本書は、そうしてゴールデンウイークを利用して数年ぶりに帰省したナオヤ氏に言われるまま、孫の衣装を着てポーズをとった祖父テツヤ氏の「ファッション」写真集。
丹前を着てくつろぐ普段のテツヤ氏は、好々爺然としており、どこにでもいる日本のおじいちゃんそのもの。しかし、ストリートブランド「Off―White」の上下レザーを身に着け、先祖代々の仏壇の前に立ったとたんに印象が一変する。
年寄りが若者の服を着るギャップを狙ってファインダーをのぞいたナオヤ氏の予想を大きく裏切り、思わず「モードやないかい」と漏らすほど。
「ちょっと曲がった腰は『こなれ感』を、この年代の人たち特有のカメラを向けられるとかしこまってしまう表情、刻まれたシワが、若い人には出せない『アンニュイさ』」を醸し出していたのだ。
撮影に慣れてきた祖父は「あの椿の前で撮ろう。あれはナオヤが生まれたときに植えた木だから」などと提案。孫は見慣れた木が自分の誕生に関係があったことを初めて知る。

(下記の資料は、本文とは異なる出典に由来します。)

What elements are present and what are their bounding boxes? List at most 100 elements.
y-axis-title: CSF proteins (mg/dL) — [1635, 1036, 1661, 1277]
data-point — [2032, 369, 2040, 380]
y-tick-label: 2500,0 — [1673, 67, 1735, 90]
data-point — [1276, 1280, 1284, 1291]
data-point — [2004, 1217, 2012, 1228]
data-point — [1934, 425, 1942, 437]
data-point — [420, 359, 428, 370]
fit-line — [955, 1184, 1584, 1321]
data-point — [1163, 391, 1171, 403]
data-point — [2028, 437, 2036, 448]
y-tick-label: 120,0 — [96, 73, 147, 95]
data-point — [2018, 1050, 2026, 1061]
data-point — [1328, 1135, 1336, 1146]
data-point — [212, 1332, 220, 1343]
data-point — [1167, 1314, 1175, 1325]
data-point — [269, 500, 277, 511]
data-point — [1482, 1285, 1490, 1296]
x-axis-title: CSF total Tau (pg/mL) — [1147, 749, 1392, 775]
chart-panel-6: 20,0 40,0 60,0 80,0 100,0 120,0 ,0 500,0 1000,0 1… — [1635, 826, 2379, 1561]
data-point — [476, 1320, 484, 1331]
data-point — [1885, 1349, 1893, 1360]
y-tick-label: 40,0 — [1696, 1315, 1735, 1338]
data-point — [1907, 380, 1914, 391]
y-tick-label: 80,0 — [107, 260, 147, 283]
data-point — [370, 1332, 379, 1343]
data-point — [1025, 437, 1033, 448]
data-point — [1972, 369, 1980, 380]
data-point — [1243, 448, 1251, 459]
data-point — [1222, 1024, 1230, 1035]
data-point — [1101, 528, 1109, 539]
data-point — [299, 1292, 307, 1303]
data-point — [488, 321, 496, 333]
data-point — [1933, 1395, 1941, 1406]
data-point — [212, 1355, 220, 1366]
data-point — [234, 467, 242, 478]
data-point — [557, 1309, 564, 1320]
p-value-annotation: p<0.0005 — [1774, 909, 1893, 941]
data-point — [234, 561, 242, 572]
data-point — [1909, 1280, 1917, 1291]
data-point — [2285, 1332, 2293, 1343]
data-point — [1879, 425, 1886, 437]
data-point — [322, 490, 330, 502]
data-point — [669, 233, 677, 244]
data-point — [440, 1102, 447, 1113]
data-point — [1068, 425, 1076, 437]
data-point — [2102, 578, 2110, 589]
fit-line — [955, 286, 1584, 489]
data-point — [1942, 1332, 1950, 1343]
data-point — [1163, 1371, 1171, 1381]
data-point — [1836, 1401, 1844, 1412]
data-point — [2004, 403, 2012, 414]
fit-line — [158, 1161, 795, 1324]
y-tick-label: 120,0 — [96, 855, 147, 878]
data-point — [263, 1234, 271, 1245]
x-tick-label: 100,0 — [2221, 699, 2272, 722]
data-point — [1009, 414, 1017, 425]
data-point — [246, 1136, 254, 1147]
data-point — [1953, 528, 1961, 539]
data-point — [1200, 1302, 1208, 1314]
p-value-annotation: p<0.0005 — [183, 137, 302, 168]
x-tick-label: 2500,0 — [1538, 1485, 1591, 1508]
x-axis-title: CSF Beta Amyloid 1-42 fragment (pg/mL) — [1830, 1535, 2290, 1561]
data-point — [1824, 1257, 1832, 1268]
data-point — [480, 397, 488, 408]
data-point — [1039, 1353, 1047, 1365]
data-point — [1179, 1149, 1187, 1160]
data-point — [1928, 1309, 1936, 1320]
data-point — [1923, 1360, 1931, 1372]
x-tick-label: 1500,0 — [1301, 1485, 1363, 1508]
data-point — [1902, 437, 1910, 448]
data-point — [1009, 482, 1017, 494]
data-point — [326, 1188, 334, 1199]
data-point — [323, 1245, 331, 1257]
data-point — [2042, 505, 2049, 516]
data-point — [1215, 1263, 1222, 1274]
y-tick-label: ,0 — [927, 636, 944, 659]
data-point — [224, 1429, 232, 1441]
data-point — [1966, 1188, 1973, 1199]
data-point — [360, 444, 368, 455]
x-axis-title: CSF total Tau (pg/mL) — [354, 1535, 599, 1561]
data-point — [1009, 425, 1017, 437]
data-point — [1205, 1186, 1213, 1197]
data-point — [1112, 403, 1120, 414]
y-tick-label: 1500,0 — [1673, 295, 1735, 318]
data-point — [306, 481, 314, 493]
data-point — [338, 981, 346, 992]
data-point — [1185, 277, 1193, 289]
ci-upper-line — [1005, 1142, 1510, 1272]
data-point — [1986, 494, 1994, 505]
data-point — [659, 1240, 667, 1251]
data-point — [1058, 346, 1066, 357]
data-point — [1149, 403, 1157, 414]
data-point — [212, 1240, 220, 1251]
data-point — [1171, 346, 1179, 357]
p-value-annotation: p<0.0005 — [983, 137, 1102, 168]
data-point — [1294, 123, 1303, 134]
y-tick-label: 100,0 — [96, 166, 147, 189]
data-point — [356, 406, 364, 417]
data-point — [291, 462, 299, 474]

以後、テツヤ氏は少々とんがったファッションを次々と鮮やかに着こなし、近所の白瀑神社や実家の裏の海岸にも足を運び撮影が行われる。その折々に、小さい頃、神社のこま犬にまたがって大人に怒られたことがあるなどと、祖父の口から昔話や故郷の変化が語られる。日本海に沈む夕日を眺めるワンショットが、祖父のお気に入りの一枚となった。
年寄りの朝は早い。まだカメラマンが寝ているうちにモデルは畑作業を終えており、朝7時、ふくらはぎにシップを貼ったその足にマルジェラの足袋ブーツを履き、ヤンマーの耕運機を回すところから2日目の撮影がはじまる。
チェーンやサングラスも難なくおしゃれに身に着けるシルバーテツヤが、若い頃は理科の教師で、その後校長、町の教育長を務め、生徒たちの服装指導にも人一倍厳しかったと知ると思わずニヤリ。
写真はマルジェラの公式アカウントなどにもシェアされ、ついには原宿で個展まで催される。
ドキュメンタリーのように撮影の様子から、SNS上での盛り上がり、そして個展開催にいたるまでの経緯を追いながら、20パターンの衣装を着たテツヤ氏の写真を紹介。
その写真から立ち上ってくる、何よりも衒いもなく孫の依頼にこたえる祖父と、気負いもなく祖父に接する孫の関係がほほ笑ましく、うらやましい。